Great to see you here. Join our insightful photographic forum today and start tapping into a huge wealth of photographic knowledge. Completing our simple registration process will allow you to gain access to exclusive content, add your own topics and posts, share your work and connect with other members through your own private inbox! And don’t forget to say hi!

Hello again - Boulder, Co

pgopinath

New member
I have been a member since at least 2008/9 if memory serves correctly; but not very active unless it wss to buy gear.

I am getting back into it again with a focus on medium format. I am excited by the X2D and also looking at Hassle pads V series.

Prabha
 

MGrayson

Subscriber and Workshop Member
I have been a member since at least 2008/9 if memory serves correctly; but not very active unless it wss to buy gear.
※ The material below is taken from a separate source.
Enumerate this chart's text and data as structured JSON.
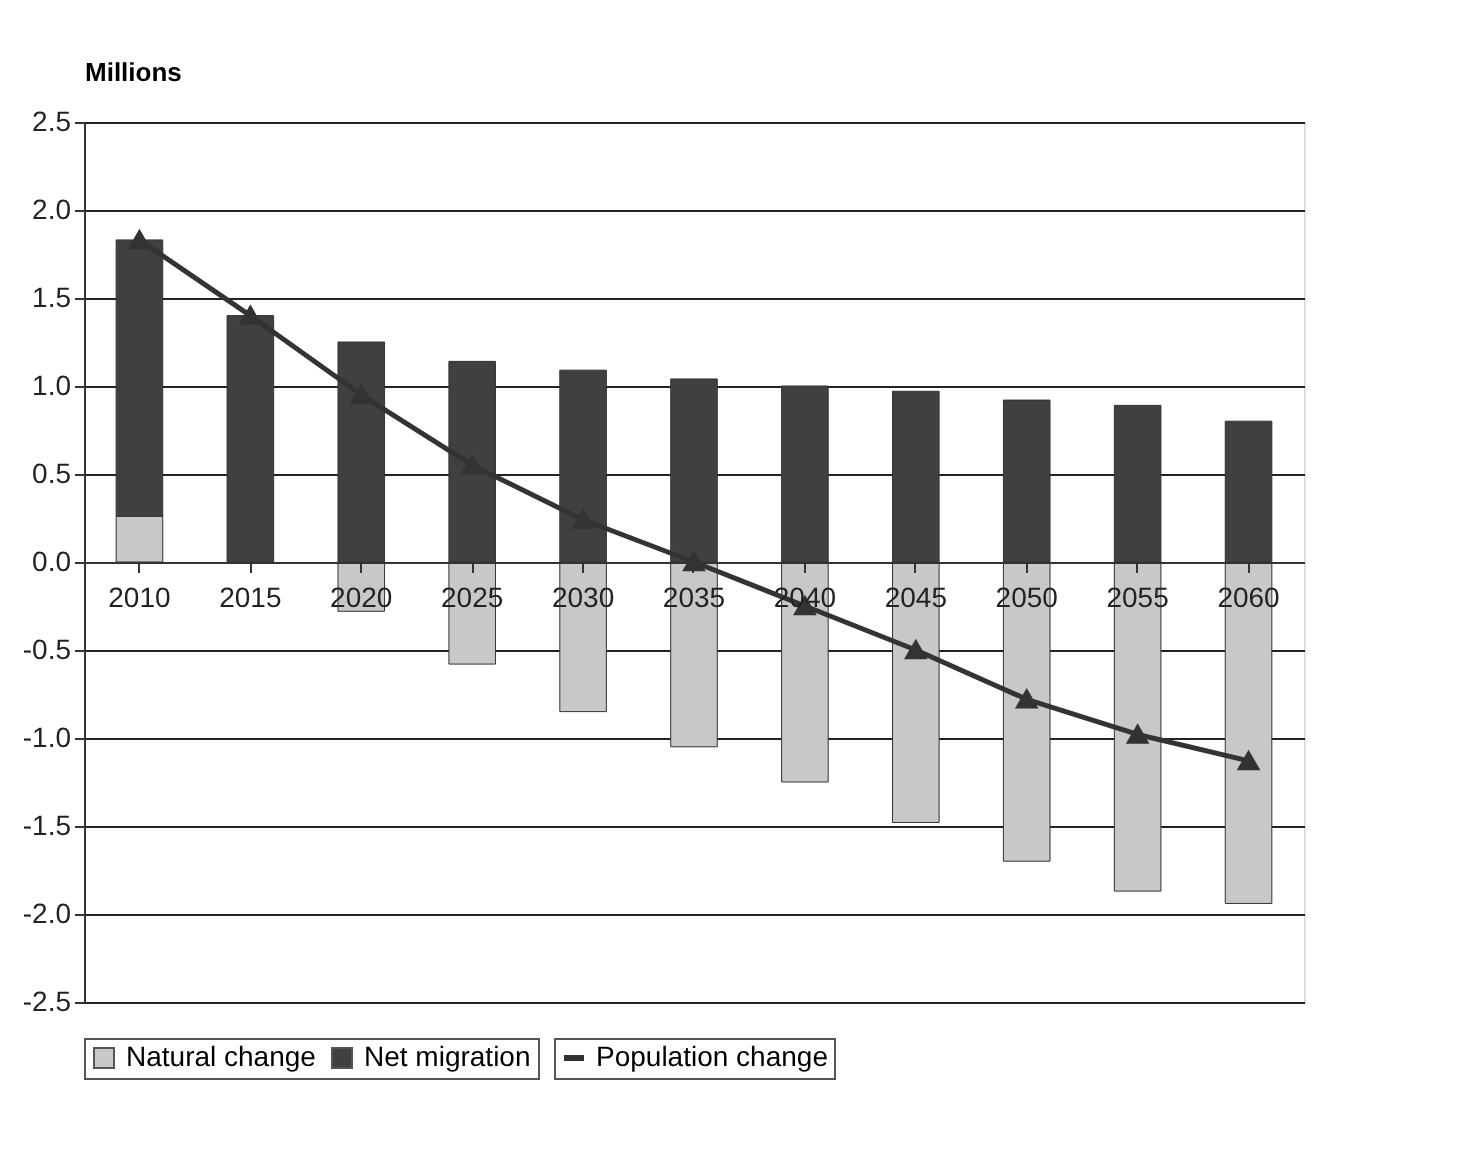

I am getting back into it again with a focus on medium format. I am excited by the X2D and also looking at Hassle pads V series.

Prabha
Greetings Prabha,

I purchased my very first camera, an Olympus XA, the year I lived in Boulder (1980). A fellow hiker took a picture of me on top of my first 14-er (Mt. Huron, 14,003 feet tall!) and I was hooked. A few years later, I was lugging a Pentax 67 up those peaks. That was a mistake!

Matt

P.S., I am a happy X2D user, although much more sedentary than I was 44 years ago!
 
Last edited:

pgopinath

New member
Thanks Matt. And apologies to all who had to endure the inadvertent auto correct errors.
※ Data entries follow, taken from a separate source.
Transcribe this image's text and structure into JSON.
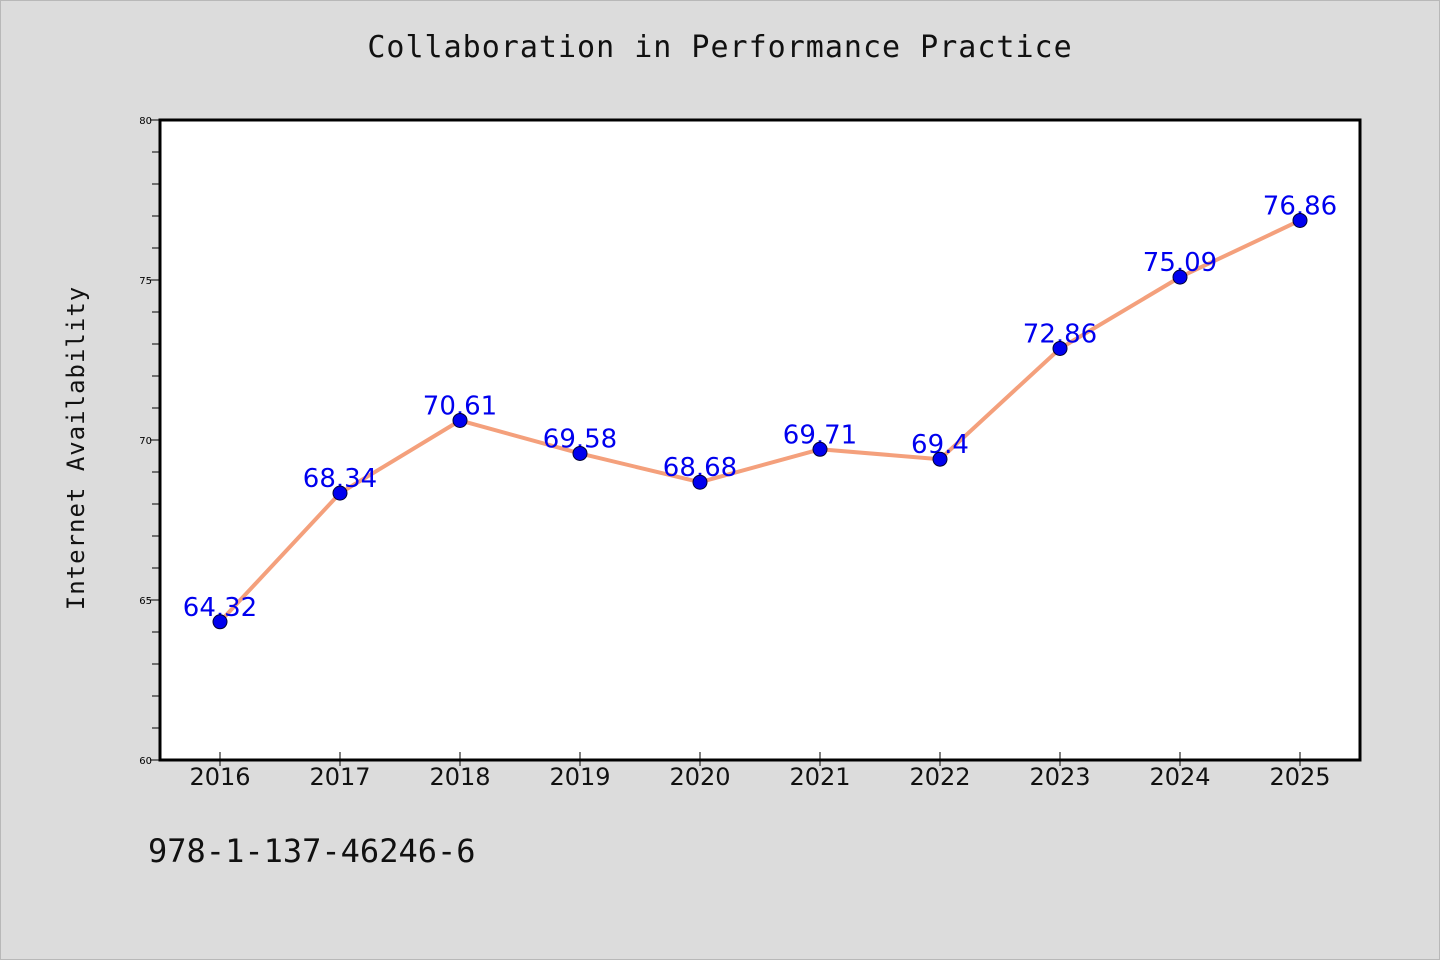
{
  "chart_data": {
    "type": "line",
    "title": "Collaboration in Performance Practice",
    "xlabel": "",
    "ylabel": "Internet Availability",
    "categories": [
      "2016",
      "2017",
      "2018",
      "2019",
      "2020",
      "2021",
      "2022",
      "2023",
      "2024",
      "2025"
    ],
    "series": [
      {
        "values": [
          64.32,
          68.34,
          70.61,
          69.58,
          68.68,
          69.71,
          69.4,
          72.86,
          75.09,
          76.86
        ],
        "data_labels": [
          "64.32",
          "68.34",
          "70.61",
          "69.58",
          "68.68",
          "69.71",
          "69.4",
          "72.86",
          "75.09",
          "76.86"
        ],
        "line_color": "#f4a07c",
        "marker_color": "#0000ee",
        "label_color": "#0000ee"
      }
    ],
    "ylim": [
      60,
      80
    ],
    "y_ticks": [
      60,
      65,
      70,
      75,
      80
    ],
    "grid": false,
    "legend": "none"
  },
  "annotation": "978-1-137-46246-6",
  "colors": {
    "background": "#dcdcdc",
    "plot_area": "#ffffff"
  }
}
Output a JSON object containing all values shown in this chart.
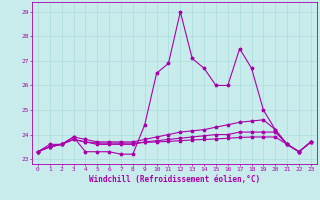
{
  "xlabel": "Windchill (Refroidissement éolien,°C)",
  "bg_color": "#c8ecec",
  "grid_color": "#aadddd",
  "line_color": "#aa00aa",
  "ylim": [
    22.8,
    29.4
  ],
  "xlim": [
    -0.5,
    23.5
  ],
  "yticks": [
    23,
    24,
    25,
    26,
    27,
    28,
    29
  ],
  "xticks": [
    0,
    1,
    2,
    3,
    4,
    5,
    6,
    7,
    8,
    9,
    10,
    11,
    12,
    13,
    14,
    15,
    16,
    17,
    18,
    19,
    20,
    21,
    22,
    23
  ],
  "series": [
    [
      23.3,
      23.6,
      23.6,
      23.9,
      23.3,
      23.3,
      23.3,
      23.2,
      23.2,
      24.4,
      26.5,
      26.9,
      29.0,
      27.1,
      26.7,
      26.0,
      26.0,
      27.5,
      26.7,
      25.0,
      24.2,
      23.6,
      23.3,
      23.7
    ],
    [
      23.3,
      23.5,
      23.6,
      23.9,
      23.8,
      23.7,
      23.7,
      23.7,
      23.7,
      23.8,
      23.9,
      24.0,
      24.1,
      24.15,
      24.2,
      24.3,
      24.4,
      24.5,
      24.55,
      24.6,
      24.2,
      23.6,
      23.3,
      23.7
    ],
    [
      23.3,
      23.5,
      23.6,
      23.8,
      23.7,
      23.6,
      23.6,
      23.6,
      23.6,
      23.7,
      23.75,
      23.8,
      23.85,
      23.9,
      23.95,
      24.0,
      24.0,
      24.1,
      24.1,
      24.1,
      24.1,
      23.6,
      23.3,
      23.7
    ],
    [
      23.3,
      23.5,
      23.6,
      23.8,
      23.7,
      23.65,
      23.65,
      23.65,
      23.65,
      23.68,
      23.7,
      23.72,
      23.75,
      23.78,
      23.8,
      23.82,
      23.85,
      23.88,
      23.9,
      23.9,
      23.9,
      23.6,
      23.3,
      23.7
    ]
  ],
  "xlabel_fontsize": 5.5,
  "tick_fontsize": 4.5,
  "linewidth": 0.8,
  "markersize": 2.5
}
I recall lugging a Nikon F4S up Longs Peak in 1993. That trip hold the record for the most painful and stupidly dangerous photography related thing I have done. Those were the days before I had a good understanding of the dangers of HAPE and HACE. I did the last three hours of the climb with a blinding headache, nose bleeds, burst vessels in one eye, and the overwhelming desire to.just lie down somewhere and go to.sleep.30 years later I am slower and much wiser.
 

Geoff

Well-known member
Funny about that. My version was from about 15 years ago, with a short jaunt up a small hill at about 12,000' carrying a Hy6 and no other provisions (no water, no coat, no food), as I was on vacation from my very preparation-conscious wife, and therefore basking in willful freedom. Everyone said the nearby climb to 14,000' was nothing strenuous, and as a simple soul, I believed them. Three or four hours later, I was adrift in a field of boulders, too tired to go on, watching the sun thinking of setting, and was perfectly happy enough to lie down and just give up for the night. Some joyous college-aged kids came bouncing along, spared a bit of water, and so perked up, I got going again, made it to the top. Then started down the long road down, arriving at night in 38º air, shaking to bits. All this was a good plan to not do anything that resembled intelligence or mature judgment. And at the end, not a single decent photo. Not doing that again, that's for sure.
 

Ai_Print

Active member
In 2000 for a magazine assignment, I hauled a Nikon F100, 17-35mm, 70-200mm, 16mm fisheye and a monopod to the summit of 14,131' foot Capitol peak and back. I used the camera on a monopod with the fisheye as high up as I could hold it to get this elevated shot of the knife's edge ridge, perilously perched with a couple of belay points on my harness in case I lost my balance. I summited all 58 of the Colorado 14'rs in the first 9 years I have lived here (26) and at 57 years old, still routinely take small, medium and even large format cameras above 12,000 feet to make images.

I am looking to get interns and assistants involved this year and beyond though, I don't move as fast as I used to so why beat my self up?